Background - Aster Analytics

Teradata Aster Analytics Foundation User Guide

Product
Aster Analytics
Release Number
6.21
Published
November 2016
Language
English (United States)
Last Update
2018-04-14
dita:mapPath
kiu1466024880662.ditamap
dita:ditavalPath
AA-notempfilter_pdf_output.ditaval
dita:id
B700-1021
lifecycle
previous
Product Category
Software

The goal of graph sampling is to identify a subgraph that preserves graph properties as well as possible. If the subgraph is a good representation of the graph, substituting the subgraph for the graph in analytic functions significantly decreases runtime without significantly decreasing accuracy.

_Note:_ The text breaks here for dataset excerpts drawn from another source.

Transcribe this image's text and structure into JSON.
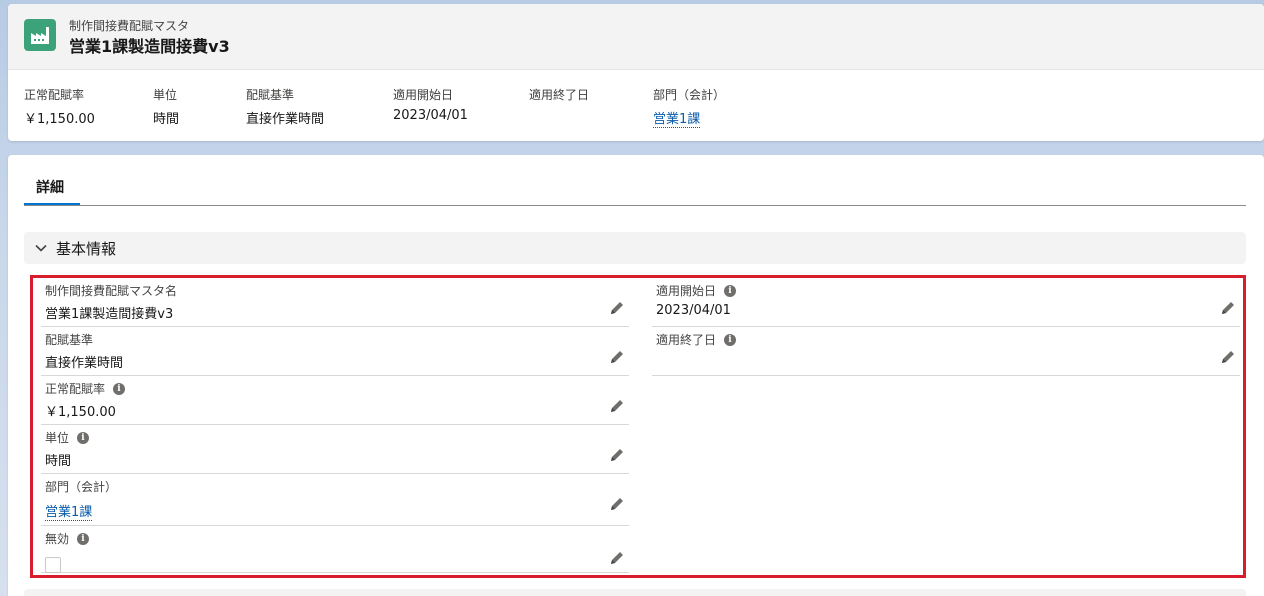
{
  "header": {
    "object_type": "制作間接費配賦マスタ",
    "record_name": "営業1課製造間接費v3",
    "icon": "factory-icon",
    "icon_color": "#3ba27a",
    "highlights": [
      {
        "label": "正常配賦率",
        "value": "￥1,150.00"
      },
      {
        "label": "単位",
        "value": "時間"
      },
      {
        "label": "配賦基準",
        "value": "直接作業時間"
      },
      {
        "label": "適用開始日",
        "value": "2023/04/01"
      },
      {
        "label": "適用終了日",
        "value": ""
      },
      {
        "label": "部門（会計）",
        "value": "営業1課"
      }
    ]
  },
  "tabs": [
    {
      "label": "詳細",
      "active": true
    }
  ],
  "section": {
    "title": "基本情報",
    "icon": "chevron-down-icon"
  },
  "fields": {
    "left": [
      {
        "label": "制作間接費配賦マスタ名",
        "value": "営業1課製造間接費v3",
        "info": false
      },
      {
        "label": "配賦基準",
        "value": "直接作業時間",
        "info": false
      },
      {
        "label": "正常配賦率",
        "value": "￥1,150.00",
        "info": true
      },
      {
        "label": "単位",
        "value": "時間",
        "info": true
      },
      {
        "label": "部門（会計）",
        "value": "営業1課",
        "info": false
      },
      {
        "label": "無効",
        "value": "",
        "info": true
      }
    ],
    "right": [
      {
        "label": "適用開始日",
        "value": "2023/04/01",
        "info": true
      },
      {
        "label": "適用終了日",
        "value": "",
        "info": true
      }
    ]
  },
  "info_glyph": "i",
  "accent_color": "#0176d3",
  "highlight_color": "#d81e2c",
  "link_color": "#0b5cab"
}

Random walk sampling is a graph-sampling technique that randomly selects a starting vertex and then either explores a neighboring vertex or returns ("flies back") to the starting vertex. If the sampling process reaches a sink vertex (an isolated component or a loop), it randomly selects another vertex and continues until it reaches the desired sample size (the desired number of vertices).

The resulting subset graph includes the edges between sampled vertices and their nearest neighbors (edges that exist in the original graph), even if the sampling process did not explore those edges. Including those edges makes the subset graph more representative of the original graph.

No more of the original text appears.